4: Alternate translations of the poem’s title and first line.

4: Alternate translations of the poem’s title and first line.

Here is a selection of translations of the title and first line of Margolin’s poem. Notice that even experienced Yiddish translators have been challenged by the poem’s ambiguous gender coding.  

Suggested Activity: Ask students to consider the effect of translating the poem’s title/first line with and without marked gender. How does having specific information about gender (e.g., the speaker is male) affect your experience of the poem? What happens when that gender identification is left more open-ended? Although all of these translations are renderings of the same poem, they are each slightly different. Would you say that the original poem and a translation of the poem are the same poem? Why or why not? What do you think the goal of a translation is?
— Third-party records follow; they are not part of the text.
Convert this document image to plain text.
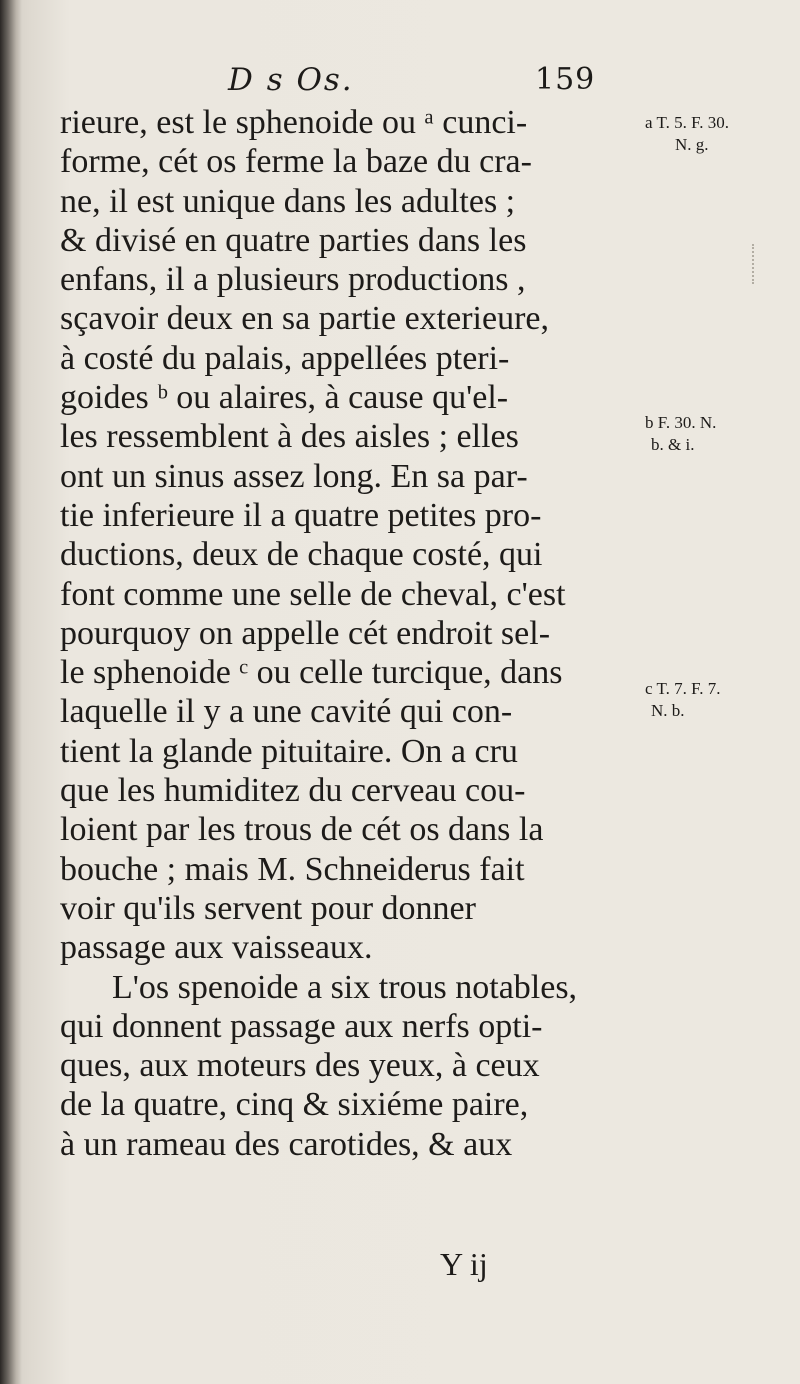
D s Os.	159
rieure, est le sphenoide ou ᵃ cunci-
forme, cét os ferme la baze du cra-
ne, il est unique dans les adultes ;
& divisé en quatre parties dans les
enfans, il a plusieurs productions ,
sçavoir deux en sa partie exterieure,
à costé du palais, appellées pteri-
goides ᵇ ou alaires, à cause qu'el-
les ressemblent à des aisles ; elles
ont un sinus assez long. En sa par-
tie inferieure il a quatre petites pro-
ductions, deux de chaque costé, qui
font comme une selle de cheval, c'est
pourquoy on appelle cét endroit sel-
le sphenoide ᶜ ou celle turcique, dans
laquelle il y a une cavité qui con-
tient la glande pituitaire. On a cru
que les humiditez du cerveau cou-
loient par les trous de cét os dans la
bouche ; mais M. Schneiderus fait
voir qu'ils servent pour donner
passage aux vaisseaux.
L'os spenoide a six trous notables,
qui donnent passage aux nerfs opti-
ques, aux moteurs des yeux, à ceux
de la quatre, cinq & sixiéme paire,
à un rameau des carotides, & aux
Y ij
a T. 5. F. 30.
N. g.
b F. 30. N.
b. & i.
c T. 7. F. 7.
N. b.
As a way of sensitizing students to poetry’s special literary qualities (e.g. imagery, rhyme, line breaks) ask them to “translate” a stanza or two of the poem into prose-narrative. Insist that their prose translation reflect the mood, situation, and/or voice of the poem. Finally, ask them to reflect on the activity, and consider what might get “lost in translation,” when one turns poetry into prose, thereby highlighting poetry’s unique formal features.

Sources: 1. Ruth Whitman, ed., An Anthology of Modern Yiddish Poetry (New York: October House, 1966; Detroit: Wayne State UP, 1995), 133. 

2. Irving Howe, Ruth R. Wisse, and Khone Shmeruk, eds., The Penguin Book of Modern Yiddish Verse, trans. Marcia Falk (New York: Viking, 1987), 218.

3. Jules Chametzky et al, eds,. Jewish American Literature: A Norton Anthology, trans. Kathryn Hellerstein (New York: W. W. Norton, 2001), 265.

4. Barbara Mann, “Picturing the Poetry of Anna Margolin,” Modern Language Quarterly 63:4 (2002): 510.

5. Shirley Kumove, Drunk from the Bitter Truth: The Poems of Anna Margolin (Albany:  SUNY Press, 2005), 3.

6. Benjamin Harshav, ed., Sing, Stranger, trans. Benjamin Harshav and Barbara Harshav (Stanford: Stanford UP, 2006), 650.